This is a command. A mantra. A tenet of project management.
Every decision you make will have long-term and short-term effects on the project’s flow. You might hear folks referencing the direction, the heading, or the path of a project. They might spend time aligning the project, course-correcting, or adjusting the heading.
All of this is project-speak that refers to the flow of your project. The balance between productivity, and progress.
I think the simplest way to describe a balanced project is this: making progress toward the end-goal while maintaining productivity.
It means that every decision you make (as the project lead) balances progress with purpose.
Thinking long term means being mindful of the state of your project over several months time. The challenge of thinking long term is ignoring details. Delicious, tasty details that we all want to cling to, and draw pictures of, and build prototypes, and holy mother mary of web development they’re exciting. The details motivate us.
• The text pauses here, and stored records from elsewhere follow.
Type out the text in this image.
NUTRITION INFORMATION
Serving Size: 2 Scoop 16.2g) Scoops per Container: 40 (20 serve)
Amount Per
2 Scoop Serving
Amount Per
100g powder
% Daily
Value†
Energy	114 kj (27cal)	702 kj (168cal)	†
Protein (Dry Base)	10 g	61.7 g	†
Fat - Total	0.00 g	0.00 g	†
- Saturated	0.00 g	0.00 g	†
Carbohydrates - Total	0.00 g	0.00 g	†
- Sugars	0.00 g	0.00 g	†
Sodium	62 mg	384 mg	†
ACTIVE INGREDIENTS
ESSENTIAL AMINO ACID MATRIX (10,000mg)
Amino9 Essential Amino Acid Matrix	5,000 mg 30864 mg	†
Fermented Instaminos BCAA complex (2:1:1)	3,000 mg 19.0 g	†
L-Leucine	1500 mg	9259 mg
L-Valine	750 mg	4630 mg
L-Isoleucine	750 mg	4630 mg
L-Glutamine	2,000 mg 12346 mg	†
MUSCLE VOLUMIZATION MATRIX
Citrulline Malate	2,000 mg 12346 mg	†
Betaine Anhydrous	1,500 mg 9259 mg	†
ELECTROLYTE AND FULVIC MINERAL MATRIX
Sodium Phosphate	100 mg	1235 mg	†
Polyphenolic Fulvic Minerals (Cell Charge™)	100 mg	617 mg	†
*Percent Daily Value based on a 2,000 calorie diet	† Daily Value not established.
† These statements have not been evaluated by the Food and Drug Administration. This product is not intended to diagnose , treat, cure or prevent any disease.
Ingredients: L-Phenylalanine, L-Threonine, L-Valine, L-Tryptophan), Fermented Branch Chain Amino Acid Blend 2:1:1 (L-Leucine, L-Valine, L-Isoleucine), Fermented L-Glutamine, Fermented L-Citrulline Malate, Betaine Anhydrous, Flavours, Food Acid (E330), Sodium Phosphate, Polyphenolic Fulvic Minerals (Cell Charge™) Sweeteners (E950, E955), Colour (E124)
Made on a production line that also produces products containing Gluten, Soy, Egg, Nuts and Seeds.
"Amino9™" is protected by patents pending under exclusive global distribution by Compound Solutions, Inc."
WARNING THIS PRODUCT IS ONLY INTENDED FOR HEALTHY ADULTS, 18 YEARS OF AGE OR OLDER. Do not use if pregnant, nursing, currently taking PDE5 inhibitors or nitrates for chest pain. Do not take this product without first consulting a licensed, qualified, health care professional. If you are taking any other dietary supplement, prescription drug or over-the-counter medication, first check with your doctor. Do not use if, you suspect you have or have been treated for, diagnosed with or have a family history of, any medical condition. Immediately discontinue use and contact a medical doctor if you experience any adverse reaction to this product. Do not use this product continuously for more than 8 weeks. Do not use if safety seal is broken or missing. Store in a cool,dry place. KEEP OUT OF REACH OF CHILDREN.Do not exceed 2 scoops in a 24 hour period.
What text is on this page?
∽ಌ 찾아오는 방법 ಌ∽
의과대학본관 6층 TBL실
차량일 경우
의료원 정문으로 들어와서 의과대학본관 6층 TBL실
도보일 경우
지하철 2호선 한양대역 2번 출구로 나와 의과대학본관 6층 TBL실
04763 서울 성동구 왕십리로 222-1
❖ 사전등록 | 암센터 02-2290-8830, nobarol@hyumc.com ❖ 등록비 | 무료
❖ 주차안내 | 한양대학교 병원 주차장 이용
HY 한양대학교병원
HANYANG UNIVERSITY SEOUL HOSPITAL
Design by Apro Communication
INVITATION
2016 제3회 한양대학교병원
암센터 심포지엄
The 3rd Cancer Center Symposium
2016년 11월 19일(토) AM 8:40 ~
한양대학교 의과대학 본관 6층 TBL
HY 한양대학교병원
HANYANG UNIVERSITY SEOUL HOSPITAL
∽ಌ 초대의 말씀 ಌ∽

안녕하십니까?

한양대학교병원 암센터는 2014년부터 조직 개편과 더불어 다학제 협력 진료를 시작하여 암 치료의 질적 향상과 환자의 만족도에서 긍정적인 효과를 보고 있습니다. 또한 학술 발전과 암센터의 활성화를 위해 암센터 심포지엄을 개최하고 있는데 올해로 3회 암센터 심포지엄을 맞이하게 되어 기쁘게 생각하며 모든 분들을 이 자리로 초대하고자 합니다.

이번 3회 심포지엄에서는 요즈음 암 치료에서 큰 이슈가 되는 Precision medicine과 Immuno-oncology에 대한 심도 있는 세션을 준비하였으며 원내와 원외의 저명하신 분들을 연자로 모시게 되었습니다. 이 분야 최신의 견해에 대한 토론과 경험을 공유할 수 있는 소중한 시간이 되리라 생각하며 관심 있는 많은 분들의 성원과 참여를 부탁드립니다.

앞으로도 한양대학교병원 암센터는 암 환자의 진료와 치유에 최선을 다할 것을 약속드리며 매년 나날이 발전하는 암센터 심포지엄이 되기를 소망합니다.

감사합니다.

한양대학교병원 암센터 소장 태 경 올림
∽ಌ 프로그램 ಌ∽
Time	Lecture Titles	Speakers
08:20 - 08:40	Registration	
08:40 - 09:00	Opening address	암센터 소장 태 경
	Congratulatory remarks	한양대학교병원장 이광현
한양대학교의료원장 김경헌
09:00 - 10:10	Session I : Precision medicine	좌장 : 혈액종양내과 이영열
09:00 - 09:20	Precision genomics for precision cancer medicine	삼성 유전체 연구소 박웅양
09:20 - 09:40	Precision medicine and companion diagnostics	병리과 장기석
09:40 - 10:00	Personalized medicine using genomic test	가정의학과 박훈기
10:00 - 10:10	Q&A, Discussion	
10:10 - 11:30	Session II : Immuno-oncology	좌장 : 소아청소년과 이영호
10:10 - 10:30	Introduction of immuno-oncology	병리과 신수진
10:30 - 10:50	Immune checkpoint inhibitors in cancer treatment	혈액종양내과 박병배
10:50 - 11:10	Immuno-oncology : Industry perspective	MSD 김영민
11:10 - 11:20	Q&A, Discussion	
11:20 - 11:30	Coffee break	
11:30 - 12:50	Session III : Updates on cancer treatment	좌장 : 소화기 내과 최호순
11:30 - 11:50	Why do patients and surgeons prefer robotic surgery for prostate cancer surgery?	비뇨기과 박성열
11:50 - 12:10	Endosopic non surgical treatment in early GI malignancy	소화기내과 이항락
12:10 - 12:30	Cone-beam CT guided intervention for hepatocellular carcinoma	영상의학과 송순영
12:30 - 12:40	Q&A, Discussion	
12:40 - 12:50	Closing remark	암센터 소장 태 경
The quick wins.
Thinking long term means distilling the fundamental components of your project from the cloud of details, and describing them in not-too-specific terms. You effectively control the flow of work. You’re ordering the details, and maintain that order over a long period of time.
It’s not to say that code never gets written. It’s just wasteful for us to write code without purpose. 110 unit tests written in an afternoon won’t mean jack shit unless they have a purpose.
Thankfully, you’re a long-term thinker, eh? You’ve broken down the project into its principle parts, and you’ve got a few high-level diagrams to show how they interconnect. You’re good to go!
Focusing on the short-term means getting nitty gritty in small chunks. In simple terms, you’ll take the concepts w/the highest priority, and in a calm, controlled manner, start to extract details. Details that won’t be ignored, but instead will populate several days of development work.
If you think this is simple, then you’re a god among men. If you have experience with it, then you’ll know that no two executions are ever the same, but this concept persists.